“Focus on the customer”. “Fall in love with the problem”. We hear those all the time as absolute startup advice. What about venture capital firms? They’re not startups but shouldn’t that kind of advice apply to them? How? What problem(s) do VCs have to fall in love with? Who are their customers and how do they focus on them? Before giving an answer to these questions, let’s make sure we all agree on how venture capital works.
Startup founders are not the VCs’ customers
If you already know about this, skip to the last sentence of this part.
Say I want to build my own venture capital firm. I need to set up a management company that we’ll call Magic Capital. Then the management company will launch a debut fund, Magic Capital Partners I, with a target size of $10 million, and commit 1% of the fund. This means the management company itself will put $100,000 into Magic Capital Partners I: I have to pay $100,000 from my own money . Limited Partners (“LPs”) provide the remaining 99%. LPs usually are pension funds, university endowments, family offices, wealthy individuals, corporate groups, public institutions. Magic Capital is the General Partner (“GP”). It controls how to invest the fund in startups, which are the underlying asset. The deal between Magic Capital and the LPs is the following (simplified, standard terms in the industry):
- The LPs believe the GP will make smart investments and so they agree to pay management fees to ensure the GP can work in good conditions. Roughly a yearly 2% of the fund size for 10 years – whatever the return of their investments. So the management company makes $200,000 revenue every year for 10 years even if all startups they invest in are total blowouts. The yearly $200,000 come from Magic Capital Partners I.
- Once the returns from startup exits reach fund size, partners share all exceeding proceeds: 80% for the LPs, 20% for Magic Capital. This is “carried interest” and is useful to incentivize the GP to make the best investments. So if the startup exits generate $20 million in proceeds, the LPs get $10 million (fund size) plus $8 million, and the GP gets $2 million as carried interest.
So the LPs pay the GP twice: guaranteed management fees and carried interest as a performance bonus. The LPs are the customer. Now don’t get me wrong: the founders backed by venture capitalists are more than customers. Founders are heavily invested in the same assets as VCs and hold the keys to their investments’ outcomes.
Money, money, money: the problems of the LPs
Now that we know who the customer is, let’s try to find out about customer pain points. Here’s the big picture:
- Pension funds have to make money to pay for future retired people. Family offices have to make money for the sake of the family. University endowments have to make money to pay for scholarships, research labs, prestige facilities. If LPs give one dollar in 2014, they want to receive at least three dollars back in 2024 (venture capital funds usually have 10-year lock-in).
- LPs have hundreds of millions to invest each year. They need GPs to put money to work in large amounts. When a venture capital firm raises $1B+ funds, it enables LPs to make bigger checks and invest more money.

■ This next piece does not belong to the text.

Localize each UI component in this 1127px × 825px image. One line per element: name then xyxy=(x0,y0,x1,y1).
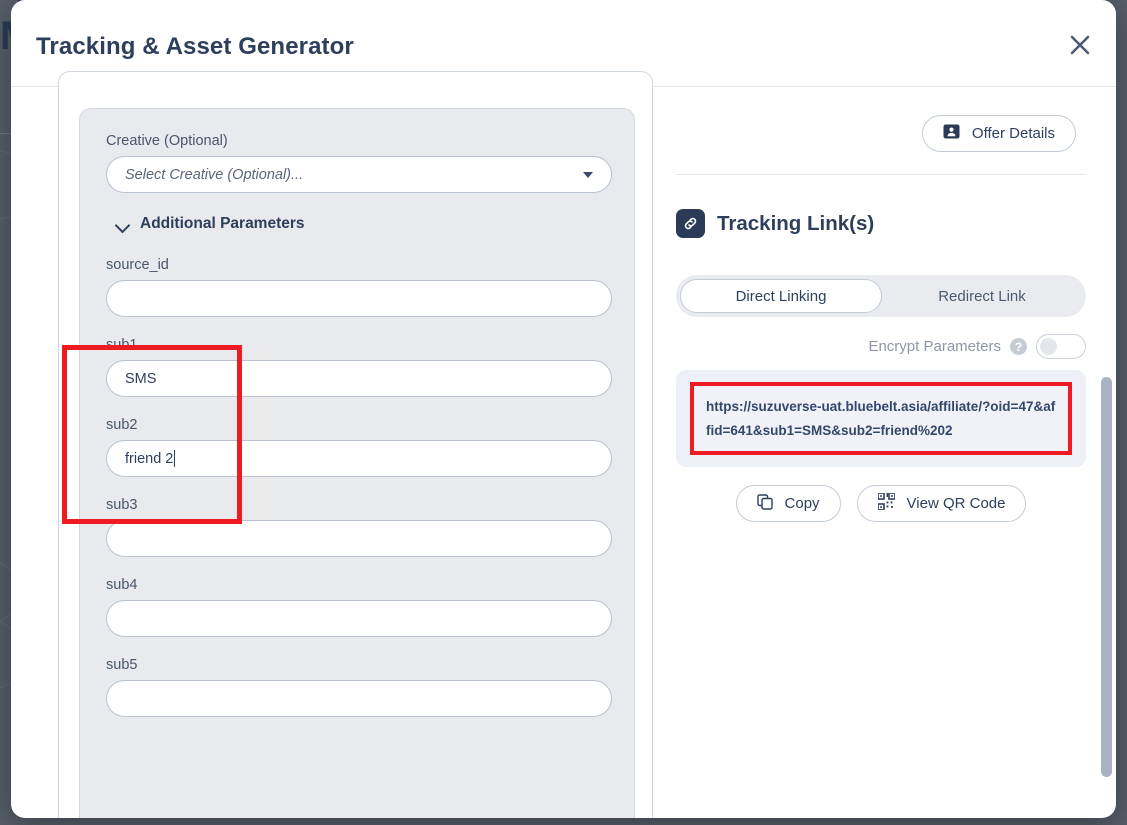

- LPs spend lots of money and time to find, screen investment opportunities. They pay investment professionals to screen and select investment opportunities and manage the portfolio. They have to find the best teams to trust with their money.
- Other pain points have less to do with money. For prestige purposes, LPs need GPs to invest in the hottest companies even if they don’t yield stellar returns. It’s the dinner party pain point: “I invested in funds which backed Facebook pre-IPO” always works…
For more specific types of LPs, other pain points appear. Public institutions need to invest in venture capital funds to show effort to back innovation and hope to spur job creation. Corporate groups want to build access to innovation/startups through venture capital funds. The jury is still out on whether this works or not.
The list of things VCs can do to delight their customers
Well, it’s not “the” list but “a” list:
- Make smart investments and generate returns
- Make smart investments and generate returns
- Re-invest management fees. Meaning: re-invest the money you get from early proceeds so that the final amount invested in startups is equal to the fund size
- Take more of the LPs’ money: raise larger funds. Caution: large funds mean lots of management fees which can de-incentivize GPs. Large funds also mean bigger tickets to startups hence higher valuations hence more difficulty to generate multiples. Also, startups with less money seem to work better.
- Show LPs scalability and repeat. If you can build a long-term, scalable firm (train teams, build network of repeat entrepreneurs, show some sense of strategy), then you will make the LPs’ job real easy. They will just invest in your next funds. They will be confident the team will survive departures of star partners.
- Offer co-investment opportunities: some LPs will like direct investments. What’s in for VCs? Additional capital, alignment of interests, pleasing the LP with great deals and exposure to real-life, behind-the-spreadsheet excitement.
Building firms that meet those needs is difficult. Teams like NEA and Andreessen Horowitz somehow manage to do it with their own style. If you’re a startup founder, never forget what (your) VCs’ end goal is: generating maximum return for their LPs.